La guerra de los deberes

El trabajo de los niños es estudiar, instruirse, hacer acopio de conocimientos, prepararse para la vida futura, y su lugar de trabajo, es el colegio. Justo y razonable parece, pues, que cuando concluye su jornada laboral, salgan del taller.  Lamentablemente, en España, esa jornada de aprendizaje se alarga hasta el delirio, privando a los niños de lo mejor de su irrepetible edad: jugar, correr, enredar, idear, relacionarse o no hacer nada sin sentimiento de culpa.
Tarde ha llegado la corriente, tan común en los países civilizados, de poner en solfa el castigo de los deberes en casa. Pero ha llegado. Y la reacción se ha sublevado contra la dicha corriente y ha montado una guerra donde solo debiera haber reflexión y debate. No entiende la reacción que los deberes, esa suerte de horas extras sin remunerar que extienden su territorio hasta la hora de acostarse, son, por lo general, muchos y malos.

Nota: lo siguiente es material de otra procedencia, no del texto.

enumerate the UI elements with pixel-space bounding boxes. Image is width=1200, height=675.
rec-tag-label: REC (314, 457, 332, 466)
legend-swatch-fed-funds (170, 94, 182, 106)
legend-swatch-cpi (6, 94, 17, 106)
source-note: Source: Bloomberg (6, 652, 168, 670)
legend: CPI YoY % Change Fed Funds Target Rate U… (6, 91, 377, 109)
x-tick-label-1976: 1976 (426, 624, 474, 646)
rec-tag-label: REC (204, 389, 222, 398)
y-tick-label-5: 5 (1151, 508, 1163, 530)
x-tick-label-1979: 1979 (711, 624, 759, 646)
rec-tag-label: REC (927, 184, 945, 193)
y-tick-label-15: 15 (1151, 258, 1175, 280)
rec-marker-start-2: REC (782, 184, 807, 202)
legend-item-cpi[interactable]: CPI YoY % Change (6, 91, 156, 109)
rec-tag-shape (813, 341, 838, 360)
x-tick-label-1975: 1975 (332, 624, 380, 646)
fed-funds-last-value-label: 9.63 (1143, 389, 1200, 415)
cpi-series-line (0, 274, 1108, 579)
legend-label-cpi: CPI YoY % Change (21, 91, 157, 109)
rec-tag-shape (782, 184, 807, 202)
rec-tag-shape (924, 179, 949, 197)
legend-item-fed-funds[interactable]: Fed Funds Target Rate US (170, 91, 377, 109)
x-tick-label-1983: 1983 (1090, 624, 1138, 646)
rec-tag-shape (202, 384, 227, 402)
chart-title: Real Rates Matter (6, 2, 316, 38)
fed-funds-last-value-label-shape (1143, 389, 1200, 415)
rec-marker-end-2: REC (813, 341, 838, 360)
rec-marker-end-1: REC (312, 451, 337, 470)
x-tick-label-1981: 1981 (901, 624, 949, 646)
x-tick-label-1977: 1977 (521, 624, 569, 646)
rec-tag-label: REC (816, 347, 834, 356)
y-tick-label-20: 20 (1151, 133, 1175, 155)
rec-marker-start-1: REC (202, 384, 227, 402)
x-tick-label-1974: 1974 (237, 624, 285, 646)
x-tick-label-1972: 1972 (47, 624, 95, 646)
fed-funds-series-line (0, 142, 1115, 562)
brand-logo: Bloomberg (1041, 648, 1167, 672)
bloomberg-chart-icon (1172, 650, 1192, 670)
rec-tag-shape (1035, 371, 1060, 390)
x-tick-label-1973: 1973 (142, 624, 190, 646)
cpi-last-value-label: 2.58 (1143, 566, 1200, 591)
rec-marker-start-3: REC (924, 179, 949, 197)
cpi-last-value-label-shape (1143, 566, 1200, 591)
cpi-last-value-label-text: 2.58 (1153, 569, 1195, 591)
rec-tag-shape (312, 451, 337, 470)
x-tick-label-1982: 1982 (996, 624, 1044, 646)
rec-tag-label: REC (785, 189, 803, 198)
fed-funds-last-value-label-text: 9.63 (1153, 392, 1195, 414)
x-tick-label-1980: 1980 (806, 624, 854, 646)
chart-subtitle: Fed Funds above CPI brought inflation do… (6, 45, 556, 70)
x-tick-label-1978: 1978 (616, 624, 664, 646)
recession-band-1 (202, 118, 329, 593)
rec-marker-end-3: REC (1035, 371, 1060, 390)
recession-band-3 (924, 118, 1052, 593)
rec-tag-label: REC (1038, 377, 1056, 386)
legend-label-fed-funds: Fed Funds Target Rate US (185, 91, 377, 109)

La cuestión es esa, que son muchos y malos. Porque una cosa es invitar al niño a indagar sobre lo aprendido en clase, a buscar en la realidad conexiones con lo estudiado, a leer algún tebeo o algún libro relacionado con las materias académicas, o a ver algún documental o alguna película que contenga algún mimbre del cesto del saber, y otra, muy distinta, propinarle páginas y páginas, ejercicios y problemas, para su monda memorización, que es lo que habitualmente se hace. La guerra de los deberes, pues, está servida, y uno, aunque contrario a toda guerra, querría, ya que está aquí, que la ganen los que desean que los niños disfruten plenamente de su infancia, lo que no es incompatible, sino antes al contrario, con su educación.